Tomorrow I am going to spend some time with my grandmother.
I’m not looking forward to it.
Oh, my grandma isn’t an evil wench, or anything like that. In fact, I remember my grandma being fairly patient. She was a schoolteacher, and a birdwatcher, and a gardener. Most of those things require patience.
She encouraged me to read. One of the highlights of my week as a preteen, was getting to borrow 3 or 4 books off of her shelf upstairs. Classic children’s books. Like the Ramona series, by Beverly Cleary
So, if I have so many good memories of grandma’s house, why am I dreading going over there tomorrow?
You see, my grandma has Alzheimer Disease.
And it is progressing rapidly.
Some days are really good, and she’ll only forget a few things, like where she put the remote, or she’ll lose the thread of a conversation.

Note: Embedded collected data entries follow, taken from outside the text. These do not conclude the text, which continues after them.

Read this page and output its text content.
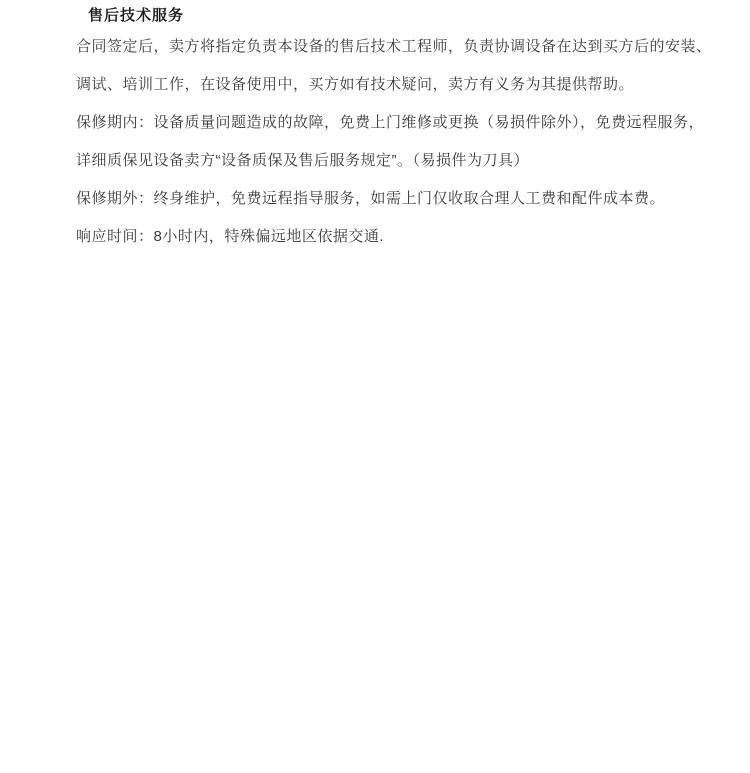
售后技术服务
合同签定后，卖方将指定负责本设备的售后技术工程师，负责协调设备在达到买方后的安装、
调试、培训工作，在设备使用中，买方如有技术疑问，卖方有义务为其提供帮助。
保修期内：设备质量问题造成的故障，免费上门维修或更换（易损件除外），免费远程服务，
详细质保见设备卖方“设备质保及售后服务规定”。（易损件为刀具）
保修期外：终身维护，免费远程指导服务，如需上门仅收取合理人工费和配件成本费。
响应时间：8小时内，特殊偏远地区依据交通.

Little things.
Other days….other days are not so good.
On other days, I’m not her grand-daughter. I’m That Girl.
Usually, That Girl is being mean to her. As in, That Girl won’t let her have the keys to the car. Or That Girl hid something from her, or That Girl won’t tell her where her kids are.
That Girl. What a bitch.
The other days are coming more and more often. And it’s hard to watch. It’s hard to hear my grandma not remember my name, it’s hard to see her having trouble locating the bathroom, or waiting for her grown children to come home from elementary school.
But, if it’s hard for me, how much harder is it for my grandpa? Her primary caretaker? Who’s had the cops called on him, by grandma, because she couldn’t remember who he was?
Or for my grandma? Who is slowly losing her hold on the present, and spending more and more time in the past? What terror and pain must she feel in those moments, hours and occasional days of lucidity?
So. Tomorrow, I’m going to go see my grandma. And it won’t matter if she knows who I am, or not.